In early October arrived the first Assistant Priest — Fr. Charles Wall, who had for some years been a Montfort Father before he joined the Nottingham diocese. He found a parish in which there was a Mass centre - in Spondon - a large church, a rather dilapidated Hall (the old Church) and a Presbytery. The long-discussed School was rising from its foundations in Ismay Road, and more and more houses were being built in the parish.

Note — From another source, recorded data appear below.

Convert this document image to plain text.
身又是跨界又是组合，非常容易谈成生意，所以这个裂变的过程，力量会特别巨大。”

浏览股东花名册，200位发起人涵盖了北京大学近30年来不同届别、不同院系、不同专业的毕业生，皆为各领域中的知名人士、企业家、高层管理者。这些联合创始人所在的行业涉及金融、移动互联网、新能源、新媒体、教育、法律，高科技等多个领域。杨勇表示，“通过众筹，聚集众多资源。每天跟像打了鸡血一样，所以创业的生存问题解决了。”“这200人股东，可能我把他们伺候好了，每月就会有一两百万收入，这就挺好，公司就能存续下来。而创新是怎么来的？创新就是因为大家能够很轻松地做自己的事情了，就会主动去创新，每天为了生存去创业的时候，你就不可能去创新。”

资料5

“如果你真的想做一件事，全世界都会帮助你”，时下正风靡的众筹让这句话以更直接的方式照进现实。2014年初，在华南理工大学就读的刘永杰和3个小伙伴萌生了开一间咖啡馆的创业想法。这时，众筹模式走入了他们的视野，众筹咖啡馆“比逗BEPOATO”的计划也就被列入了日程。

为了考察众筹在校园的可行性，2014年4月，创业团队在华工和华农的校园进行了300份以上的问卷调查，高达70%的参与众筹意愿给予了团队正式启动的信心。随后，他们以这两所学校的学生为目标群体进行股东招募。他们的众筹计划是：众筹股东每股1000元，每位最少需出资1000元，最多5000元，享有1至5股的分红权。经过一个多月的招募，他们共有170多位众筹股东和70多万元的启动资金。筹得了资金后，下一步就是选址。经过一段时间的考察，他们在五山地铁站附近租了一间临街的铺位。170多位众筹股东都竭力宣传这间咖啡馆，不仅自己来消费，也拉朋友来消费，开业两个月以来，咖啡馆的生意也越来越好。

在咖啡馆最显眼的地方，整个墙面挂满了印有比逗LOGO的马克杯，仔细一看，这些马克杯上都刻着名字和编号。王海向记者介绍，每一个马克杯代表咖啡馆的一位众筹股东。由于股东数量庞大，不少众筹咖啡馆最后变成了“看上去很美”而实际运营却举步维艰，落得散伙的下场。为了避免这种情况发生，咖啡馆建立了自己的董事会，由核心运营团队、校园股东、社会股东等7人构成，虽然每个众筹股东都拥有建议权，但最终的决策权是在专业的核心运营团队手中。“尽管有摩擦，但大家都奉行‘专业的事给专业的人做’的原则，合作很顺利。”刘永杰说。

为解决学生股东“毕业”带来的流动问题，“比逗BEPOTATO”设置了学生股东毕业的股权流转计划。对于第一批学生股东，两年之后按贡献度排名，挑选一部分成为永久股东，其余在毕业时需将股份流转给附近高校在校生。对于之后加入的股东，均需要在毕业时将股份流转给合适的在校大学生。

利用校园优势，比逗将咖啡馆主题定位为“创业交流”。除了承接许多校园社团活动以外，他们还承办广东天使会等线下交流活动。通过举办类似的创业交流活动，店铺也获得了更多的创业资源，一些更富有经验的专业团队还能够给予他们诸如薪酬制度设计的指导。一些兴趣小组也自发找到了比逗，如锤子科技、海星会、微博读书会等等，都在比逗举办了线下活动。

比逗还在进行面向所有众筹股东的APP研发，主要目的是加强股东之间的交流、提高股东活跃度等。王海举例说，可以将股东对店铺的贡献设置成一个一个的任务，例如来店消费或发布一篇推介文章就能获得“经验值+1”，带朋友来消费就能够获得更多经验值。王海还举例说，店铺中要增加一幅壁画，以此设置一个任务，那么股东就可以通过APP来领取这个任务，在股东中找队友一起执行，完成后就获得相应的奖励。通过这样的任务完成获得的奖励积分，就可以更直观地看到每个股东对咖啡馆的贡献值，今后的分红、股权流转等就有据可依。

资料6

There was a cruel and damaging rumour abroad that the Church had already been paid for. People had a vague notion that “St. Mary’s” had somehow financed the whole venture. Some said “Monsignor Hargreaves left all his money to the project...” as if the possessions of a priest would make significant inroads on such a debt! In fact, with a weekly income, at the beginning, of about £25, the £23,000 yet to be found to pay for Church and Presbytery must have looked a very long way away.
The School is achieved:
St. Alban’s 1956-1981
In July 1956 the foundation stone of the school had been laid. The Headmaster was appointed during this year; he was Mr. George Ferguson, then deputy head at St. Joseph’s in Derby. He writes:
“I had four months to do the necessary planning and ordering of equipment. There was the organisation of schemes of work, and of projected classes to be done, mostly during my evenings — and nights! — but of course it was a labour of love. As a result of very hard work by a number of dedicated people at St. Alban ‘s, a register of all the Catholic children of Chaddesden had been gathered. A good many of them were already attending St. Mary’s School in Derby. We began the school with five classes - two infant and three junior. The opening was arranged for 7th January 1957 - the beginning of the Spring term. But as this date approached it became clear that the school buildings would be a week late! So it was on the 14th January that St. Alban's school was opened. Apart from the catering side, which had a further delay of one week (hungrily snatched up by the press!) the school was on its way.